Alternativa B — ❌ Incorreta

Afirma que o prazo é de 365 dias e condiciona o crime à inexistência de disponibilidade de caixa. O prazo de 365 dias não existe na legislação para essa vedação — o correto é 180 dias. Além disso, a disponibilidade de caixa é irrelevante para o crime do art. 359-G; ela só importa para o art. 42 da LRF (contração de obrigação de despesa nos últimos dois quadrimestres). Duplo erro.

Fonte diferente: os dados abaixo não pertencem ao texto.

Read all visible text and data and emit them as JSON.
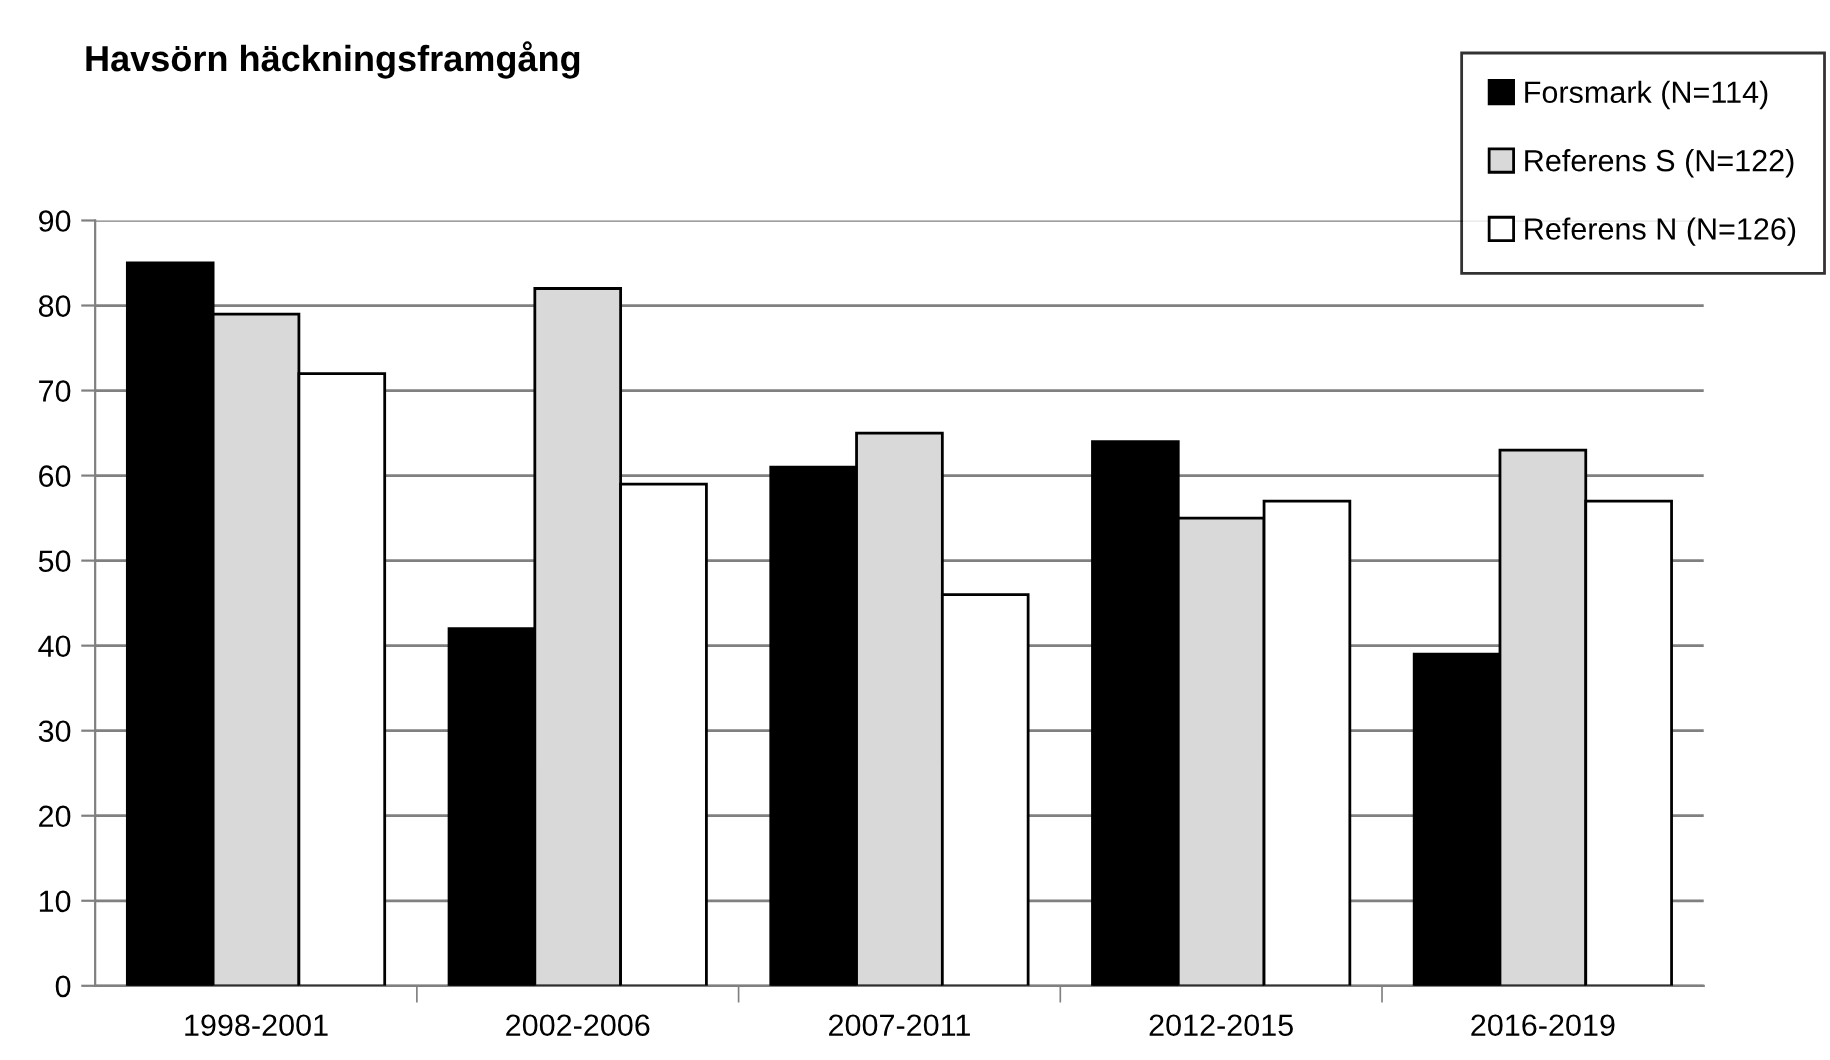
{
  "chart_data": {
    "type": "bar",
    "title": "Havsörn häckningsframgång",
    "categories": [
      "1998-2001",
      "2002-2006",
      "2007-2011",
      "2012-2015",
      "2016-2019"
    ],
    "series": [
      {
        "name": "Forsmark (N=114)",
        "color": "#000000",
        "values": [
          85,
          42,
          61,
          64,
          39
        ]
      },
      {
        "name": "Referens S (N=122)",
        "color": "#d9d9d9",
        "values": [
          79,
          82,
          65,
          55,
          63
        ]
      },
      {
        "name": "Referens N (N=126)",
        "color": "#ffffff",
        "values": [
          72,
          59,
          46,
          57,
          57
        ]
      }
    ],
    "ylim": [
      0,
      90
    ],
    "yticks": [
      0,
      10,
      20,
      30,
      40,
      50,
      60,
      70,
      80,
      90
    ],
    "grid": "y",
    "legend": "top right"
  }
}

Alternativa C — ❌ Incorreta

Afirma que o prazo é de 240 dias. Esse número não corresponde a nenhum prazo legal relevante para o aumento de despesa com pessoal. O prazo correto é de 180 dias. A parte "independente de existir disponibilidade de caixa" está correta, mas o prazo errado invalida a alternativa.

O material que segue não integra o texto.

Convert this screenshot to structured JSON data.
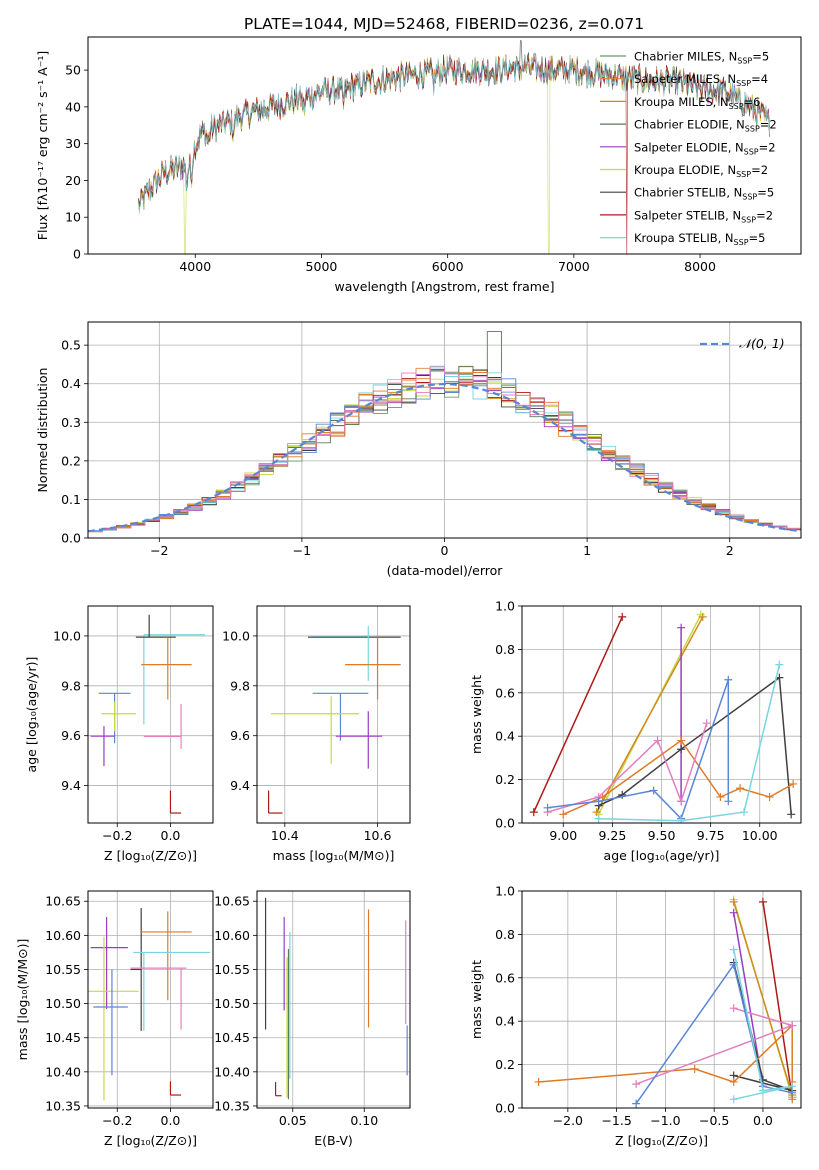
{
  "figure": {
    "title": "PLATE=1044, MJD=52468, FIBERID=0236, z=0.071"
  },
  "colors": {
    "chabrier_miles": "#6a9b6a",
    "salpeter_miles": "#e0823c",
    "kroupa_miles": "#d08a20",
    "chabrier_elodie": "#5a7a5a",
    "salpeter_elodie": "#9a3cc0",
    "kroupa_elodie": "#c8d846",
    "chabrier_stelib": "#404040",
    "salpeter_stelib": "#b01818",
    "kroupa_stelib": "#78d6e0",
    "blue": "#5b86d6",
    "orange": "#e07a26",
    "pink": "#e37fbf",
    "grid": "#b0b0b0"
  },
  "chart_data": [
    {
      "id": "spectrum",
      "type": "line",
      "title": "PLATE=1044, MJD=52468, FIBERID=0236, z=0.071",
      "xlabel": "wavelength [Angstrom, rest frame]",
      "ylabel": "Flux [fλ10⁻¹⁷ erg cm⁻² s⁻¹ A⁻¹]",
      "xlim": [
        3150,
        8800
      ],
      "ylim": [
        0,
        59
      ],
      "xticks": [
        4000,
        5000,
        6000,
        7000,
        8000
      ],
      "yticks": [
        0,
        10,
        20,
        30,
        40,
        50
      ],
      "grid": false,
      "legend_position": "top-right",
      "legend": [
        "Chabrier MILES, N_SSP=5",
        "Salpeter MILES, N_SSP=4",
        "Kroupa MILES, N_SSP=6",
        "Chabrier ELODIE, N_SSP=2",
        "Salpeter ELODIE, N_SSP=2",
        "Kroupa ELODIE, N_SSP=2",
        "Chabrier STELIB, N_SSP=5",
        "Salpeter STELIB, N_SSP=2",
        "Kroupa STELIB, N_SSP=5"
      ],
      "x_range": [
        3550,
        8550
      ],
      "continuum": {
        "x": [
          3550,
          3650,
          3750,
          3900,
          3950,
          4050,
          4200,
          4400,
          4600,
          4800,
          5000,
          5200,
          5400,
          5600,
          5800,
          6000,
          6200,
          6400,
          6600,
          6800,
          7000,
          7200,
          7400,
          7600,
          7800,
          8000,
          8200,
          8400,
          8550
        ],
        "y": [
          13,
          18,
          22,
          24,
          26,
          33,
          35,
          38,
          40,
          42,
          44,
          45,
          47,
          48,
          49,
          50,
          50,
          50,
          51,
          50,
          50,
          49,
          48,
          47,
          47,
          45,
          44,
          40,
          36
        ]
      }
    },
    {
      "id": "residuals",
      "type": "histogram",
      "xlabel": "(data-model)/error",
      "ylabel": "Normed distribution",
      "xlim": [
        -2.5,
        2.5
      ],
      "ylim": [
        0,
        0.56
      ],
      "xticks": [
        -2,
        -1,
        0,
        1,
        2
      ],
      "yticks": [
        0.0,
        0.1,
        0.2,
        0.3,
        0.4,
        0.5
      ],
      "grid": true,
      "legend_position": "top-right",
      "legend": [
        "𝒩(0, 1)"
      ],
      "bin_width": 0.1
    },
    {
      "id": "age-vs-Z",
      "type": "errorbar",
      "xlabel": "Z [log₁₀(Z/Z⊙)]",
      "ylabel": "age  [log₁₀(age/yr)]",
      "xlim": [
        -0.31,
        0.16
      ],
      "ylim": [
        9.25,
        10.12
      ],
      "xticks": [
        -0.2,
        0.0
      ],
      "yticks": [
        9.4,
        9.6,
        9.8,
        10.0
      ],
      "grid": true,
      "points": [
        {
          "series": "kroupa_stelib",
          "x": -0.1,
          "y": 10.005,
          "xl": 0.0,
          "xh": 0.23,
          "yl": 0.36,
          "yh": 0.0
        },
        {
          "series": "chabrier_stelib",
          "x": -0.08,
          "y": 9.995,
          "xl": 0.05,
          "xh": 0.1,
          "yl": 0.0,
          "yh": 0.09
        },
        {
          "series": "orange",
          "x": -0.01,
          "y": 9.885,
          "xl": 0.1,
          "xh": 0.09,
          "yl": 0.14,
          "yh": 0.11
        },
        {
          "series": "blue",
          "x": -0.21,
          "y": 9.77,
          "xl": 0.06,
          "xh": 0.06,
          "yl": 0.2,
          "yh": 0.0
        },
        {
          "series": "kroupa_elodie",
          "x": -0.21,
          "y": 9.688,
          "xl": 0.05,
          "xh": 0.08,
          "yl": 0.07,
          "yh": 0.05
        },
        {
          "series": "salpeter_elodie",
          "x": -0.25,
          "y": 9.598,
          "xl": 0.05,
          "xh": 0.04,
          "yl": 0.12,
          "yh": 0.04
        },
        {
          "series": "pink",
          "x": 0.04,
          "y": 9.597,
          "xl": 0.14,
          "xh": 0.0,
          "yl": 0.05,
          "yh": 0.13
        },
        {
          "series": "salpeter_stelib",
          "x": 0.0,
          "y": 9.29,
          "xl": 0.0,
          "xh": 0.04,
          "yl": 0.0,
          "yh": 0.09
        }
      ]
    },
    {
      "id": "age-vs-mass",
      "type": "errorbar",
      "xlabel": "mass [log₁₀(M/M⊙)]",
      "ylabel": "",
      "xlim": [
        10.34,
        10.67
      ],
      "ylim": [
        9.25,
        10.12
      ],
      "xticks": [
        10.4,
        10.6
      ],
      "yticks": [
        9.4,
        9.6,
        9.8,
        10.0
      ],
      "grid": true,
      "points": [
        {
          "series": "chabrier_stelib",
          "x": 10.55,
          "y": 9.995,
          "xl": 0.1,
          "xh": 0.1,
          "yl": 0.0,
          "yh": 0.0
        },
        {
          "series": "kroupa_stelib",
          "x": 10.58,
          "y": 10.0,
          "xl": 0.12,
          "xh": 0.0,
          "yl": 0.18,
          "yh": 0.04
        },
        {
          "series": "orange",
          "x": 10.6,
          "y": 9.885,
          "xl": 0.07,
          "xh": 0.05,
          "yl": 0.14,
          "yh": 0.11
        },
        {
          "series": "blue",
          "x": 10.52,
          "y": 9.77,
          "xl": 0.06,
          "xh": 0.06,
          "yl": 0.19,
          "yh": 0.0
        },
        {
          "series": "kroupa_elodie",
          "x": 10.5,
          "y": 9.688,
          "xl": 0.13,
          "xh": 0.06,
          "yl": 0.2,
          "yh": 0.07
        },
        {
          "series": "salpeter_elodie",
          "x": 10.58,
          "y": 9.598,
          "xl": 0.07,
          "xh": 0.03,
          "yl": 0.13,
          "yh": 0.1
        },
        {
          "series": "salpeter_stelib",
          "x": 10.365,
          "y": 9.29,
          "xl": 0.0,
          "xh": 0.03,
          "yl": 0.0,
          "yh": 0.09
        }
      ]
    },
    {
      "id": "massweight-vs-age",
      "type": "line",
      "xlabel": "age  [log₁₀(age/yr)]",
      "ylabel": "mass weight",
      "xlim": [
        8.79,
        10.21
      ],
      "ylim": [
        0,
        1.0
      ],
      "xticks": [
        9.0,
        9.25,
        9.5,
        9.75,
        10.0
      ],
      "yticks": [
        0.0,
        0.2,
        0.4,
        0.6,
        0.8,
        1.0
      ],
      "grid": true,
      "series": [
        {
          "series": "salpeter_stelib",
          "x": [
            8.85,
            9.3
          ],
          "y": [
            0.05,
            0.95
          ]
        },
        {
          "series": "kroupa_elodie",
          "x": [
            9.18,
            9.7
          ],
          "y": [
            0.04,
            0.96
          ]
        },
        {
          "series": "kroupa_miles",
          "x": [
            9.17,
            9.71
          ],
          "y": [
            0.05,
            0.95
          ]
        },
        {
          "series": "salpeter_elodie",
          "x": [
            9.6,
            9.6
          ],
          "y": [
            0.1,
            0.9
          ]
        },
        {
          "series": "chabrier_stelib",
          "x": [
            9.18,
            9.3,
            9.6,
            10.1,
            10.16
          ],
          "y": [
            0.08,
            0.13,
            0.34,
            0.67,
            0.04
          ]
        },
        {
          "series": "orange",
          "x": [
            9.0,
            9.2,
            9.6,
            9.8,
            9.9,
            10.05,
            10.17
          ],
          "y": [
            0.04,
            0.12,
            0.38,
            0.12,
            0.16,
            0.12,
            0.18
          ]
        },
        {
          "series": "pink",
          "x": [
            8.92,
            9.18,
            9.48,
            9.6,
            9.73
          ],
          "y": [
            0.05,
            0.12,
            0.38,
            0.1,
            0.46
          ]
        },
        {
          "series": "blue",
          "x": [
            8.92,
            9.18,
            9.46,
            9.6,
            9.84,
            9.84
          ],
          "y": [
            0.07,
            0.1,
            0.15,
            0.02,
            0.66,
            0.1
          ]
        },
        {
          "series": "kroupa_stelib",
          "x": [
            9.18,
            9.6,
            9.92,
            10.1
          ],
          "y": [
            0.02,
            0.01,
            0.05,
            0.73
          ]
        }
      ]
    },
    {
      "id": "mass-vs-Z",
      "type": "errorbar",
      "xlabel": "Z [log₁₀(Z/Z⊙)]",
      "ylabel": "mass [log₁₀(M/M⊙)]",
      "xlim": [
        -0.31,
        0.16
      ],
      "ylim": [
        10.347,
        10.665
      ],
      "xticks": [
        -0.2,
        0.0
      ],
      "yticks": [
        10.35,
        10.4,
        10.45,
        10.5,
        10.55,
        10.6,
        10.65
      ],
      "grid": true,
      "points": [
        {
          "series": "chabrier_stelib",
          "x": -0.11,
          "y": 10.55,
          "xl": 0.04,
          "xh": 0.0,
          "yl": 0.09,
          "yh": 0.09
        },
        {
          "series": "orange",
          "x": -0.01,
          "y": 10.605,
          "xl": 0.1,
          "xh": 0.09,
          "yl": 0.1,
          "yh": 0.03
        },
        {
          "series": "salpeter_elodie",
          "x": -0.24,
          "y": 10.582,
          "xl": 0.06,
          "xh": 0.08,
          "yl": 0.09,
          "yh": 0.045
        },
        {
          "series": "kroupa_stelib",
          "x": -0.1,
          "y": 10.575,
          "xl": 0.04,
          "xh": 0.25,
          "yl": 0.115,
          "yh": 0.0
        },
        {
          "series": "pink",
          "x": 0.04,
          "y": 10.552,
          "xl": 0.19,
          "xh": 0.02,
          "yl": 0.09,
          "yh": 0.0
        },
        {
          "series": "kroupa_elodie",
          "x": -0.25,
          "y": 10.518,
          "xl": 0.06,
          "xh": 0.13,
          "yl": 0.16,
          "yh": 0.08
        },
        {
          "series": "blue",
          "x": -0.22,
          "y": 10.495,
          "xl": 0.07,
          "xh": 0.06,
          "yl": 0.1,
          "yh": 0.055
        },
        {
          "series": "salpeter_stelib",
          "x": 0.0,
          "y": 10.366,
          "xl": 0.0,
          "xh": 0.04,
          "yl": 0.0,
          "yh": 0.02
        }
      ]
    },
    {
      "id": "mass-vs-EBV",
      "type": "errorbar",
      "xlabel": "E(B-V)",
      "ylabel": "",
      "xlim": [
        0.025,
        0.132
      ],
      "ylim": [
        10.347,
        10.665
      ],
      "xticks": [
        0.05,
        0.1
      ],
      "yticks": [
        10.35,
        10.4,
        10.45,
        10.5,
        10.55,
        10.6,
        10.65
      ],
      "grid": true,
      "vlines": [
        {
          "series": "chabrier_stelib",
          "x": 0.031,
          "ylo": 10.462,
          "yhi": 10.655
        },
        {
          "series": "salpeter_stelib",
          "x": 0.038,
          "ylo": 10.365,
          "yhi": 10.385
        },
        {
          "series": "salpeter_elodie",
          "x": 0.044,
          "ylo": 10.49,
          "yhi": 10.627
        },
        {
          "series": "kroupa_elodie",
          "x": 0.046,
          "ylo": 10.362,
          "yhi": 10.568
        },
        {
          "series": "chabrier_elodie",
          "x": 0.047,
          "ylo": 10.36,
          "yhi": 10.58
        },
        {
          "series": "kroupa_stelib",
          "x": 0.048,
          "ylo": 10.39,
          "yhi": 10.605
        },
        {
          "series": "orange",
          "x": 0.103,
          "ylo": 10.465,
          "yhi": 10.638
        },
        {
          "series": "pink",
          "x": 0.129,
          "ylo": 10.47,
          "yhi": 10.622
        },
        {
          "series": "blue",
          "x": 0.13,
          "ylo": 10.395,
          "yhi": 10.468
        }
      ]
    },
    {
      "id": "massweight-vs-Z",
      "type": "line",
      "xlabel": "Z [log₁₀(Z/Z⊙)]",
      "ylabel": "mass weight",
      "xlim": [
        -2.47,
        0.39
      ],
      "ylim": [
        0,
        1.0
      ],
      "xticks": [
        -2.0,
        -1.5,
        -1.0,
        -0.5,
        0.0
      ],
      "yticks": [
        0.0,
        0.2,
        0.4,
        0.6,
        0.8,
        1.0
      ],
      "grid": true,
      "series": [
        {
          "series": "salpeter_stelib",
          "x": [
            0.0,
            0.3
          ],
          "y": [
            0.95,
            0.05
          ]
        },
        {
          "series": "kroupa_elodie",
          "x": [
            -0.3,
            0.3
          ],
          "y": [
            0.96,
            0.05
          ]
        },
        {
          "series": "kroupa_miles",
          "x": [
            -0.3,
            0.3
          ],
          "y": [
            0.95,
            0.06
          ]
        },
        {
          "series": "salpeter_elodie",
          "x": [
            -0.3,
            0.0
          ],
          "y": [
            0.9,
            0.1
          ]
        },
        {
          "series": "chabrier_stelib",
          "x": [
            -0.3,
            0.0,
            0.3,
            -0.3
          ],
          "y": [
            0.67,
            0.13,
            0.08,
            0.15
          ]
        },
        {
          "series": "orange",
          "x": [
            -2.3,
            -0.7,
            -0.3,
            0.3,
            0.3,
            0.3
          ],
          "y": [
            0.12,
            0.18,
            0.12,
            0.38,
            0.04,
            0.12
          ]
        },
        {
          "series": "pink",
          "x": [
            -0.3,
            0.3,
            -1.3
          ],
          "y": [
            0.46,
            0.38,
            0.11
          ]
        },
        {
          "series": "blue",
          "x": [
            -1.3,
            -0.3,
            0.0,
            0.3
          ],
          "y": [
            0.02,
            0.66,
            0.1,
            0.07
          ]
        },
        {
          "series": "kroupa_stelib",
          "x": [
            -0.3,
            0.0,
            0.3,
            -0.3
          ],
          "y": [
            0.73,
            0.08,
            0.1,
            0.04
          ]
        }
      ]
    }
  ]
}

Alternativa D — ✅ Correta ⟵ GABARITO

Afirma que o prazo é de 180 dias e que o crime ocorre "independente de existir disponibilidade de caixa". Isso espelha exatamente o art. 359-G do Código Penal, que pune quem ordena, autoriza ou executa ato que acarrete aumento de despesa total com pessoal nos cento e oitenta dias anteriores ao final do mandato ou da legislatura. A disponibilidade de caixa não é elemento do tipo penal — ela é relevante apenas para o art. 42 da LRF, que trata da contração de obrigação de despesa nos últimos dois quadrimestres. A alternativa está correta em ambos os aspectos.

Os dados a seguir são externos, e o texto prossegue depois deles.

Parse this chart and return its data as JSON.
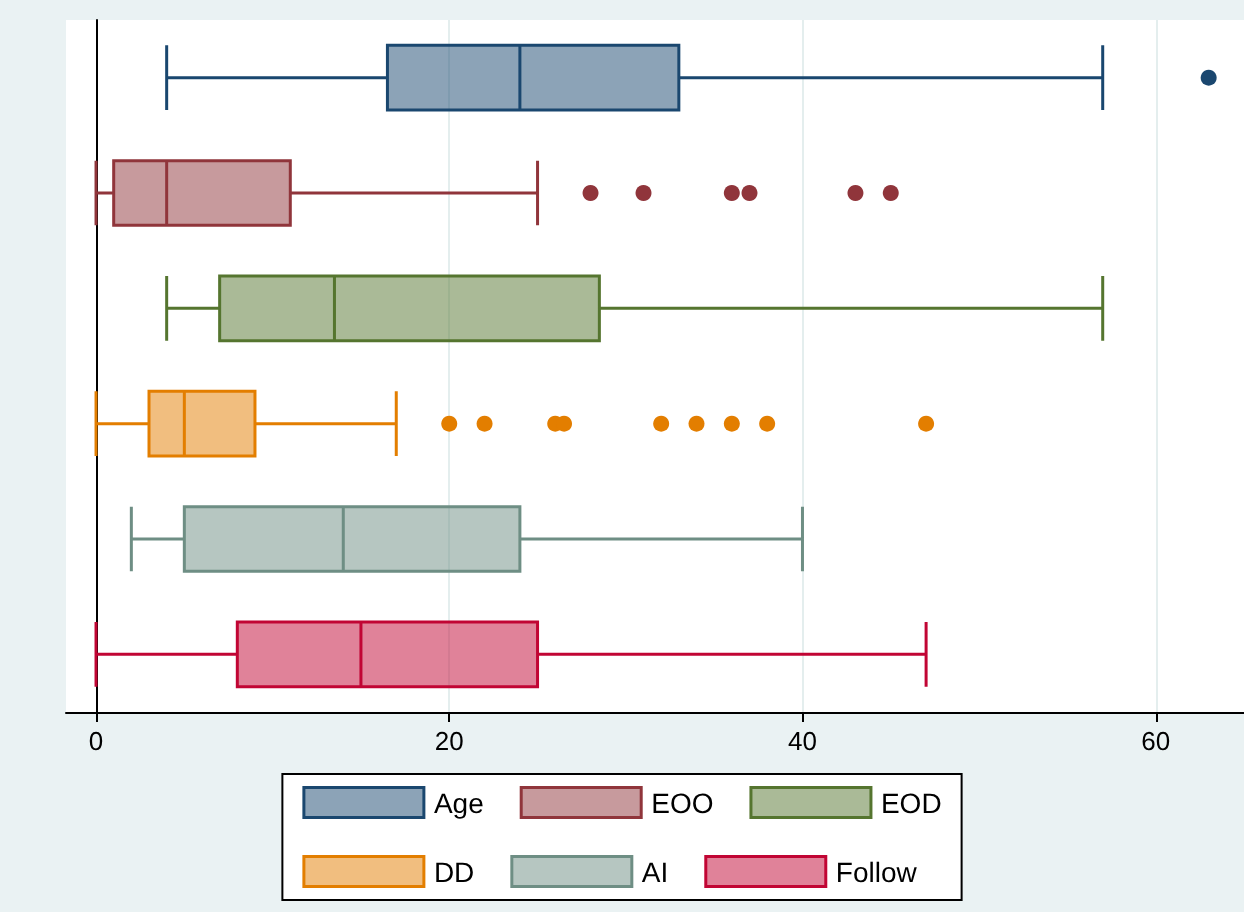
{
  "chart_data": {
    "type": "box",
    "orientation": "horizontal",
    "categories": [
      null,
      null,
      null,
      null,
      null,
      null
    ],
    "series": [
      {
        "name": "Age",
        "color": "#1a476f",
        "boxes": [
          {
            "low": 4,
            "q1": 16.5,
            "median": 24,
            "q3": 33,
            "high": 57,
            "outliers": [
              63
            ]
          },
          null,
          null,
          null,
          null,
          null
        ]
      },
      {
        "name": "EOO",
        "color": "#90353b",
        "boxes": [
          null,
          {
            "low": 0,
            "q1": 1,
            "median": 4,
            "q3": 11,
            "high": 25,
            "outliers": [
              28,
              31,
              36,
              37,
              43,
              45
            ]
          },
          null,
          null,
          null,
          null
        ]
      },
      {
        "name": "EOD",
        "color": "#55752f",
        "boxes": [
          null,
          null,
          {
            "low": 4,
            "q1": 7,
            "median": 13.5,
            "q3": 28.5,
            "high": 57
          },
          null,
          null,
          null
        ]
      },
      {
        "name": "DD",
        "color": "#e37e00",
        "boxes": [
          null,
          null,
          null,
          {
            "low": 0,
            "q1": 3,
            "median": 5,
            "q3": 9,
            "high": 17,
            "outliers": [
              20,
              22,
              26,
              26.5,
              32,
              34,
              36,
              38,
              47
            ]
          },
          null,
          null
        ]
      },
      {
        "name": "AI",
        "color": "#6e8e84",
        "boxes": [
          null,
          null,
          null,
          null,
          {
            "low": 2,
            "q1": 5,
            "median": 14,
            "q3": 24,
            "high": 40
          },
          null
        ]
      },
      {
        "name": "Follow",
        "color": "#c10534",
        "boxes": [
          null,
          null,
          null,
          null,
          null,
          {
            "low": 0,
            "q1": 8,
            "median": 15,
            "q3": 25,
            "high": 47
          }
        ]
      }
    ],
    "xlim": [
      -1.7,
      65
    ],
    "xticks": [
      0,
      20,
      40,
      60
    ],
    "grid": "x",
    "legend": "bottom",
    "tick_labels": "x"
  }
}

Alternativa E — ❌ Incorreta

Afirma que o prazo é de 60 dias e condiciona o crime à inexistência de disponibilidade de caixa. O prazo de 60 dias não existe na legislação para essa vedação — o correto é 180 dias. Além disso, a disponibilidade de caixa é irrelevante para o crime do art. 359-G. Duplo erro, assim como a alternativa B.

NÃO CAIA NESSA!

A banca troca o prazo de 180 dias por outros números (120, 365, 240, 60) e mistura a disponibilidade de caixa — que é elemento do art. 42 da LRF, não do crime do art. 359-G. O candidato que decora o prazo de 180 dias e sabe que a disponibilidade de caixa só importa para o art. 42 resolve a questão sem hesitar. 💪

PEGA ESSA DICA!

Para fixar, monte uma tabela mental: art. 21, II, da LRF (nulidade do ato) e art. 359-G do CP (crime) usam o mesmo prazo de 180 dias; o art. 42 da LRF usa dois quadrimestres e exige disponibilidade de caixa. Essa distinção cai com frequência em provas de Direito Financeiro.

Gabarito: letra D — o crime do art. 359-G do Código Penal ocorre nos 180 dias anteriores ao final do mandato ou legislatura, independentemente de disponibilidade de caixa.